CS Balala then went on to share photos of the 3-year-old calf alongside the mother named ‘Makosi’.
“We have a newborn male Southern White Rhino Calf at Meru National Park. He was born 3 days ago. Pictured is the newborn Calf with his mum Makosi,” the CS announced.
The latest data shows that 98.5% of southern white rhinos are alive in just five countries (South Africa, Namibia, Zimbabwe, Kenya, and Uganda).
The Southern White Rhino is one of the two subspecies of the white rhinoceros, with its nearly extinct and critically endangered Northern White Rhino the other subspecies.
There has been a boom in the number of Southern White Rhinos due to relentless efforts by rangers, wildlife conservationists, and government entities such as the Kenya Wildlife Service (KWS), who have been at the forefront in the battle against poachers.
A clear indicator of such efforts was how the world’s most famous and last male Northern White Rhino named Sudan, lived out his last days.
By the time he passed away on March 19, 2018, the 45-year-old rhino had was under 24-hour armed surveillance at the Ol-Pejeta Conservancy in Kenya.

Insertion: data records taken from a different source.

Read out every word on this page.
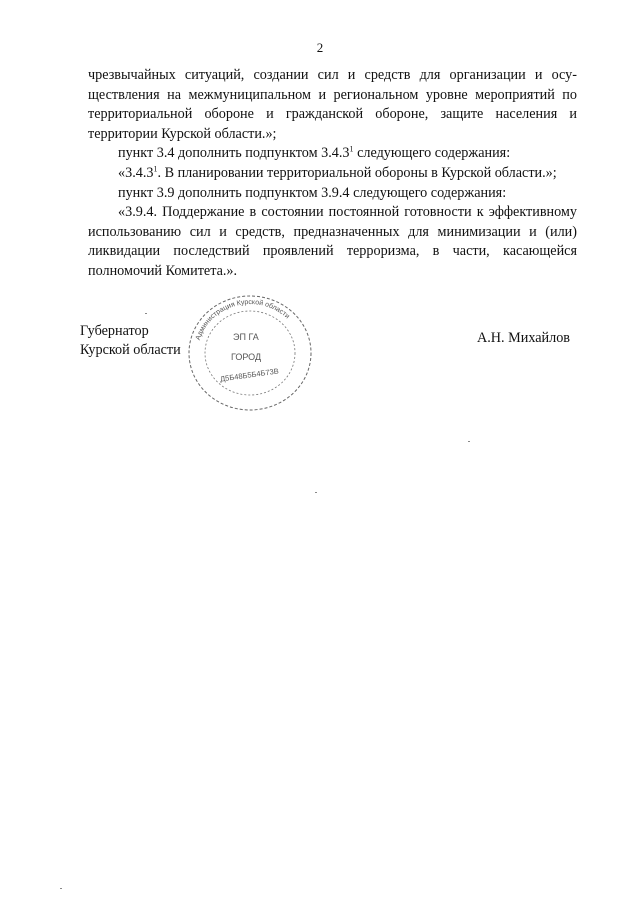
2

чрезвычайных ситуаций, создании сил и средств для организации и осуществления на межмуниципальном и региональном уровне мероприятий по территориальной обороне и гражданской обороне, защите населения и территории Курской области.»;

пункт 3.4 дополнить подпунктом 3.4.3$^1$ следующего содержания:

«3.4.3$^1$. В планировании территориальной обороны в Курской области.»;

пункт 3.9 дополнить подпунктом 3.9.4 следующего содержания:

«3.9.4. Поддержание в состоянии постоянной готовности к эффективному использованию сил и средств, предназначенных для минимизации и (или) ликвидации последствий проявлений терроризма, в части, касающейся полномочий Комитета.».

Губернатор
Курской области
Администрация Курской области
ЭП ГА
ГОРОД
Д5Б48Б5Б4Б73В
А.Н. Михайлов
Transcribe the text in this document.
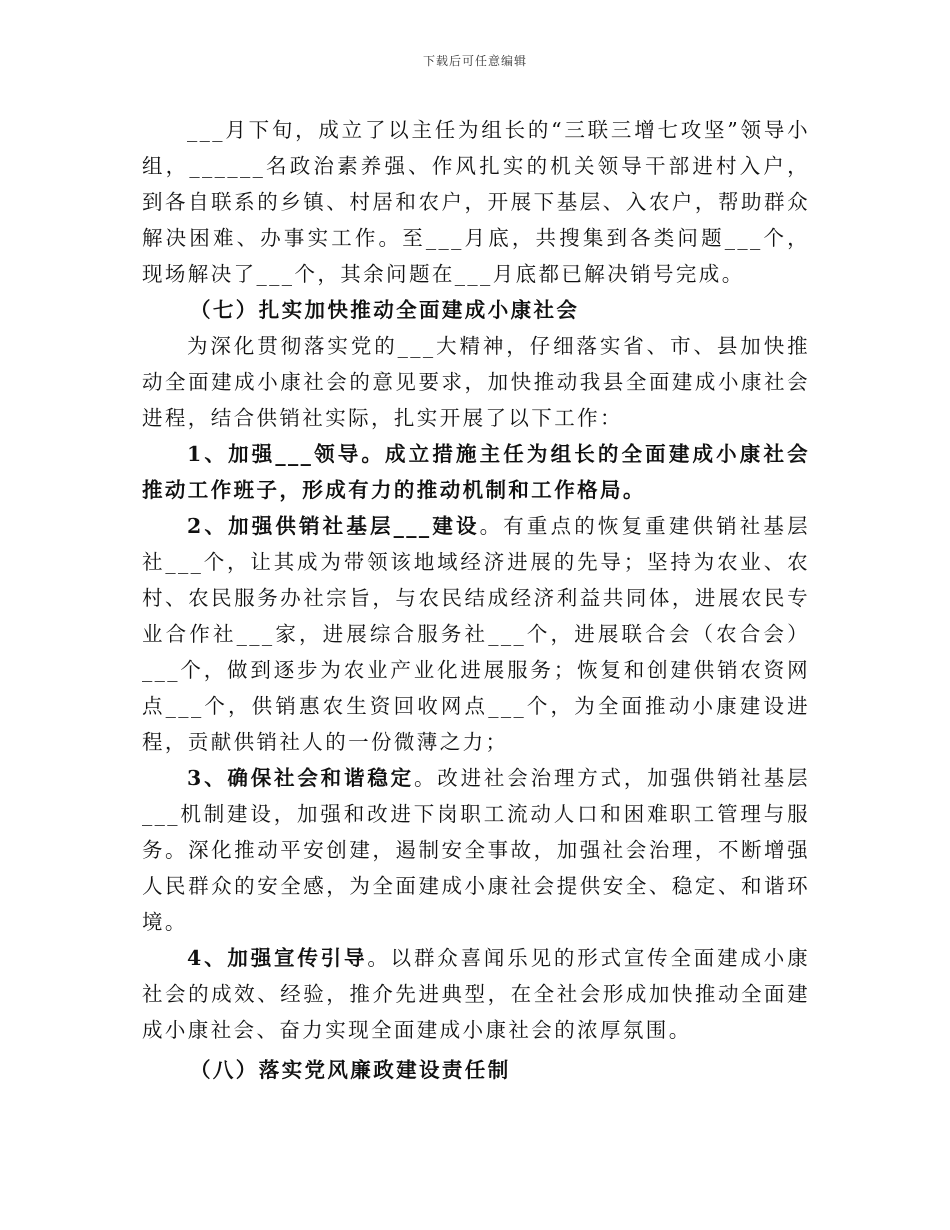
下载后可任意编辑

___月下旬，成立了以主任为组长的“三联三增七攻坚”领导小组，______名政治素养强、作风扎实的机关领导干部进村入户，到各自联系的乡镇、村居和农户，开展下基层、入农户，帮助群众解决困难、办事实工作。至___月底，共搜集到各类问题___个，现场解决了___个，其余问题在___月底都已解决销号完成。

（七）扎实加快推动全面建成小康社会

为深化贯彻落实党的___大精神，仔细落实省、市、县加快推动全面建成小康社会的意见要求，加快推动我县全面建成小康社会进程，结合供销社实际，扎实开展了以下工作：

1、加强___领导。成立措施主任为组长的全面建成小康社会推动工作班子，形成有力的推动机制和工作格局。

2、加强供销社基层___建设。有重点的恢复重建供销社基层社___个，让其成为带领该地域经济进展的先导；坚持为农业、农村、农民服务办社宗旨，与农民结成经济利益共同体，进展农民专业合作社___家，进展综合服务社___个，进展联合会（农合会）___个，做到逐步为农业产业化进展服务；恢复和创建供销农资网点___个，供销惠农生资回收网点___个，为全面推动小康建设进程，贡献供销社人的一份微薄之力；

3、确保社会和谐稳定。改进社会治理方式，加强供销社基层___机制建设，加强和改进下岗职工流动人口和困难职工管理与服务。深化推动平安创建，遏制安全事故，加强社会治理，不断增强人民群众的安全感，为全面建成小康社会提供安全、稳定、和谐环境。

4、加强宣传引导。以群众喜闻乐见的形式宣传全面建成小康社会的成效、经验，推介先进典型，在全社会形成加快推动全面建成小康社会、奋力实现全面建成小康社会的浓厚氛围。

（八）落实党风廉政建设责任制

The team of expert veterinary doctors monitoring Sudan’s condition (due to old age, he suffered from painful degenerative changes in his muscles and borns), took a difficult decision to euthanise him, leaving behind the last of his subspecies: two female Northern White Rhinos named Najin and Fatu.
According to the African Wildlife Foundation (AWF), the Northern White Rhino was originally found in Chad, the Democratic Republic of the Congo, Uganda, the Central African Republic and South Sudan.
However, rampant poaching, driven by political violence and insecurity in the region wiped out populations in just a few years.
“The last known protected Northern White Rhino breeding population was built up in the 1990s, from a small group of 13 survivors in the Garamba National Park in the Democratic Republic of the Congo to a peak figure of 32 individuals, but all were subsequently lost to poachers and armed groups,” a report by the AWF reads
On realisation that all rhinos were on the brink of extinction, conservation efforts were stepped up and coordinated across multiple countries.
This is what saved the Southern White Rhino – there were just 50 of them left when the move to protect them at all costs were implemented.
“From an isolated population in South Africa of not more than 50, the Southern White Rhino has recovered to 20,000 ranging across the region. A few were introduced to Ol-Pejeta Conservancy, which is also home to the largest and most significant black rhino sanctuary in East Africa,” the report by the AWF further reads.
The latest calf born in Meru marks the successful integration of the subspecies that were previously found only in the southern parts of Africa.
On February 15, KWS park rangers discovered a 3-day-old Southern White Rhino calf at the Nairobi National Park.
Kenya’s success in integrated and protecting this rhino sub-species has seen it moved from the endangered list to the nearly-threatened category.